On June 2, 2025, Kura Oncology's stock surged by 15.11% in pre-market trading, marking a significant rise that has caught the attention of investors and analysts alike.

Kura Oncology and its partner Kyowa Kirin have announced that the U.S. Food and Drug Administration (FDA) has accepted their New Drug Application (NDA) for ziftomenib. This drug is intended for adult patients with relapsed or refractory acute myeloid leukemia (AML) who have an NPM1 mutation. The FDA has granted priority review status to the application, which is a positive indicator of the potential efficacy and importance of the treatment.

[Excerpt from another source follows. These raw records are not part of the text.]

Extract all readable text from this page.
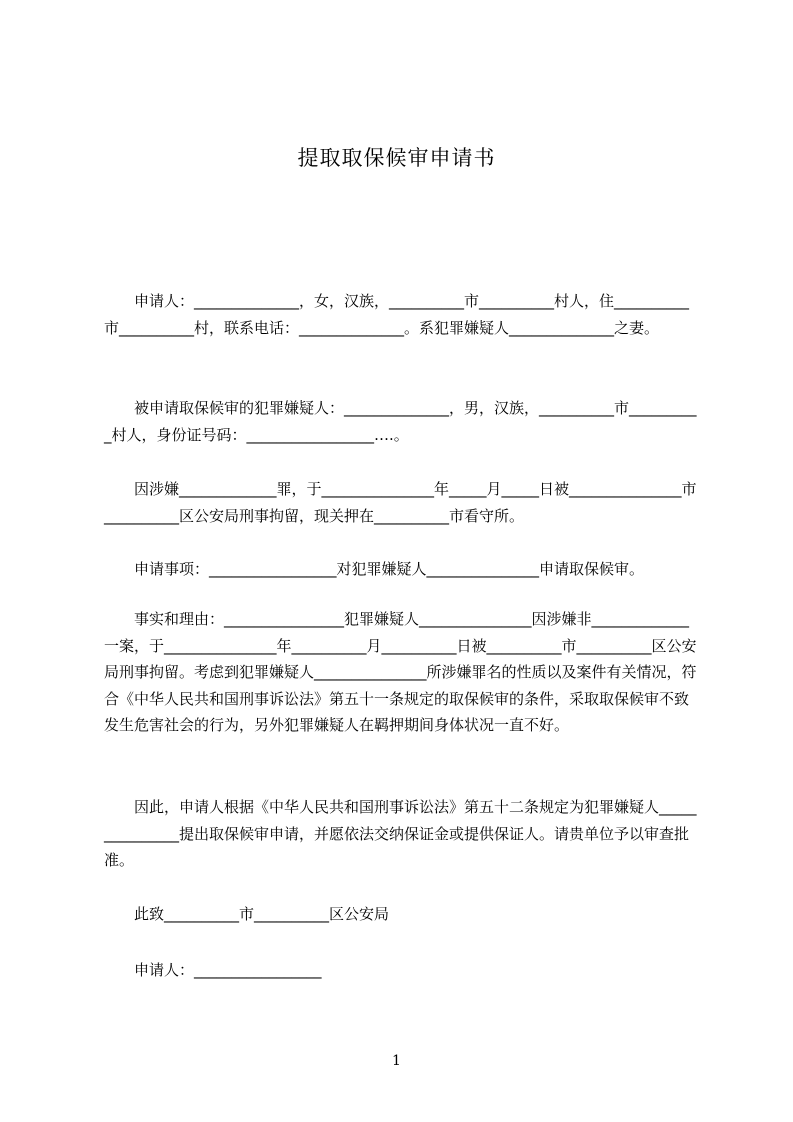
提取取保候审申请书

　　申请人：______________，女，汉族，__________市__________村人，住__________市__________村，联系电话：______________。系犯罪嫌疑人______________之妻。

　　被申请取保候审的犯罪嫌疑人：______________，男，汉族，__________市__________村人，身份证号码：_________________….。

　　因涉嫌_____________罪，于_______________年_____月_____日被_______________市__________区公安局刑事拘留，现关押在__________市看守所。

　　申请事项：_________________对犯罪嫌疑人_______________申请取保候审。

　　事实和理由：________________犯罪嫌疑人_______________因涉嫌非_____________一案，于_______________年__________月__________日被__________市__________区公安局刑事拘留。考虑到犯罪嫌疑人_______________所涉嫌罪名的性质以及案件有关情况，符合《中华人民共和国刑事诉讼法》第五十一条规定的取保候审的条件，采取取保候审不致发生危害社会的行为，另外犯罪嫌疑人在羁押期间身体状况一直不好。

　　因此，申请人根据《中华人民共和国刑事诉讼法》第五十二条规定为犯罪嫌疑人_______________提出取保候审申请，并愿依法交纳保证金或提供保证人。请贵单位予以审查批准。

　　此致__________市__________区公安局

　　申请人：_________________

1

The acceptance of the NDA by the FDA is a crucial milestone for Kura Oncology, as it brings the company one step closer to potentially bringing a new treatment option to patients with a specific type of AML. The priority review status further underscores the FDA's recognition of the unmet medical need in this patient population and the potential of ziftomenib to address it.

This development has likely contributed to the positive market sentiment surrounding Kura Oncology, as investors anticipate the potential approval and commercialization of ziftomenib. The company's focus on developing targeted therapies for cancer patients continues to drive its growth and innovation in the oncology space.